1. An intestinal detection system for colorectal cancer patients, comprising a horizontally placed detector (1), wherein a liquid crystal display screen (2) and a control panel (3) are fixedly mounted on the front side of the detector (1), characterized in that: The detector (1) has a first detection hole (4), a second detection hole (5) and a third detection hole (6) at equal intervals on its upper surface. The sampling tube (7) is inserted into the first detection hole (4), the second detection hole (5) and the third detection hole (6) in sequence. The upper end of the sampling tube (7) is threaded with a sealing cap (8), and a sampling spoon (9) is fixedly installed on the lower surface of the sealing cap (8). An illumination lamp (13) is fixedly installed at the bottom of the first detection hole (4), and an identification camera (14) for identifying the state of the sample in the sampling tube (7) is fixedly installed on the inner side wall of the first detection hole (4). A delivery pump (15) is installed at the lower end of the second detection hole (5) and the third detection hole (6), and a connecting pipe (16) is fixedly installed on the upper surface of the delivery pump (15). The connecting pipe (16) is connected to the sampling test tube (7) through the through hole (11) at the bottom of the sampling test tube (7). There are two symmetrical through holes (11) at the bottom of the sampling test tube (7). The lower end of the detector (1) is fixedly installed with an inspection box (17), and the inspection box (17) is connected to the delivery pump (15) through the first connecting pipe (18), and a shaking mechanism is provided below the delivery pump (15).

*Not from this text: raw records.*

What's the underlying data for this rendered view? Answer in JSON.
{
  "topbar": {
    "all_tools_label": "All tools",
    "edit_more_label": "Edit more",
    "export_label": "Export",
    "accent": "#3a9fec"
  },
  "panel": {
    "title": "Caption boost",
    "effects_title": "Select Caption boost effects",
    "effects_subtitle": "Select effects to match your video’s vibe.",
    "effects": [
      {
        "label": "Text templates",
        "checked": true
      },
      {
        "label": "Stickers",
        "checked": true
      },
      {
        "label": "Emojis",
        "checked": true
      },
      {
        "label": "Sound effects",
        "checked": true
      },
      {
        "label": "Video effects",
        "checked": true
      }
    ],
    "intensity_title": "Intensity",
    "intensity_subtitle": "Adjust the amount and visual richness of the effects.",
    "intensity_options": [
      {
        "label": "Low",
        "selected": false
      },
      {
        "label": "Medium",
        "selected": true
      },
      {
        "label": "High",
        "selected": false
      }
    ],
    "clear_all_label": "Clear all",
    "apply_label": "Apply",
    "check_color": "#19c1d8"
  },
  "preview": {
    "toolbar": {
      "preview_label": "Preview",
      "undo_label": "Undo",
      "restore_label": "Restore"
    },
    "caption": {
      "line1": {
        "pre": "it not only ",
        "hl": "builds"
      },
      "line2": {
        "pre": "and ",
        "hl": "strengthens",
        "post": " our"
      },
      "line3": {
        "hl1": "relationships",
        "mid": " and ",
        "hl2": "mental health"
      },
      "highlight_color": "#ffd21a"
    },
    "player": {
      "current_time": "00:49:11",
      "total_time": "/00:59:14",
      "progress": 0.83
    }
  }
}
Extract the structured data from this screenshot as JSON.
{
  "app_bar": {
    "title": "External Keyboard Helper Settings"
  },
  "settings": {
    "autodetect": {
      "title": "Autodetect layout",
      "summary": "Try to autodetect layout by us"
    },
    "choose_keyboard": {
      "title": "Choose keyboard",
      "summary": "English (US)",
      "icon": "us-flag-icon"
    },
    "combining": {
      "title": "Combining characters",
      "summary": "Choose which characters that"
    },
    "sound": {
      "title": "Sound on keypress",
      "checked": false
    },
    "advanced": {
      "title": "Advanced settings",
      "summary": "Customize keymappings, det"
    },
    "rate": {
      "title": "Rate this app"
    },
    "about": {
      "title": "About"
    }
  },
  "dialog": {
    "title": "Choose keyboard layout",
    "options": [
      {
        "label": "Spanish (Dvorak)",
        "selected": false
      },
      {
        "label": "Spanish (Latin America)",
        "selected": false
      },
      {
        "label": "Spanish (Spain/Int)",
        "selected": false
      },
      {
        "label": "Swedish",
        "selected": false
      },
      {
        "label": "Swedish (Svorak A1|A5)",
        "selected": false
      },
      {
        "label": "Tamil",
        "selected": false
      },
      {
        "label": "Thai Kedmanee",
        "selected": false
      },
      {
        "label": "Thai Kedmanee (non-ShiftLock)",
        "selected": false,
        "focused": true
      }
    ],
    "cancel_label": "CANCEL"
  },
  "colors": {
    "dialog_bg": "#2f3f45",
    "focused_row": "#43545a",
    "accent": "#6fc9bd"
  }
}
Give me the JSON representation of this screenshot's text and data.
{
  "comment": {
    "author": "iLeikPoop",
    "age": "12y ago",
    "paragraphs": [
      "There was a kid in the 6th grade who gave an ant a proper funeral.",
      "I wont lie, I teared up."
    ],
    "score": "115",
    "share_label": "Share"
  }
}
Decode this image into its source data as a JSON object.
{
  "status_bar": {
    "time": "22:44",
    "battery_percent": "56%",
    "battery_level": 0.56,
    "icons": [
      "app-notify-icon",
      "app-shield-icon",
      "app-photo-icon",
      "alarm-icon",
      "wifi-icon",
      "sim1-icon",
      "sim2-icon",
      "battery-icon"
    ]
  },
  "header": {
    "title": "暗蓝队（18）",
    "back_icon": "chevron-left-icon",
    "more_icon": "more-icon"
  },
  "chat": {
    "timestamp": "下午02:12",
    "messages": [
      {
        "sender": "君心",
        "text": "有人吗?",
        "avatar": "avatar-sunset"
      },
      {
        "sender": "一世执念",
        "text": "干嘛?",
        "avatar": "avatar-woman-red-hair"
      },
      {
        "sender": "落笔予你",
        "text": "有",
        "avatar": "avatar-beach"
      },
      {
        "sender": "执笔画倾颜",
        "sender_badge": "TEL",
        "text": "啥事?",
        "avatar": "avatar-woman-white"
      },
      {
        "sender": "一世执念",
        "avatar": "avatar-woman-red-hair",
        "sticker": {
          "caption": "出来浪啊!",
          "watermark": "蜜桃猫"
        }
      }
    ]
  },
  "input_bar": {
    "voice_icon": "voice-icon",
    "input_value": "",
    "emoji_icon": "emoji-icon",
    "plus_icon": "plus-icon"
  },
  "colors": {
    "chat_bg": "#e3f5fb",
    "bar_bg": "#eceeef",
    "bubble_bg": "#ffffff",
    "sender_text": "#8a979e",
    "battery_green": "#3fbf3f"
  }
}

2. The intestinal detection system for colorectal cancer patients according to claim 1, characterized in that: The sampling tube (7) is fixedly installed with a partition plate (10) that divides its internal space, and a sealing ring (1101) that seals the connecting tube (16) is fixedly installed on the inner side wall of the through hole (11), and a sealing membrane (1102) of thin film material is fixedly installed inside the sealing ring (1101).

3. The intestinal detection system for colorectal tumor patients according to claim 2, characterized in that: The sampling tube (7) has a positioning strip (22) fixedly installed on the outer surface of its front side to determine its direction, and the positioning strip (22) corresponds to the positioning arrow (23) fixedly installed on the upper surface of the detector (1).

4. The intestinal detection system for colorectal cancer patients according to claim 1, characterized in that: The first detection hole (4), the second detection hole (5) and the third detection hole (6) are all fixedly installed with a squeezing pad (12) for squeezing the sampling tube (7), and the squeezing pad (12) is made of soft rubber.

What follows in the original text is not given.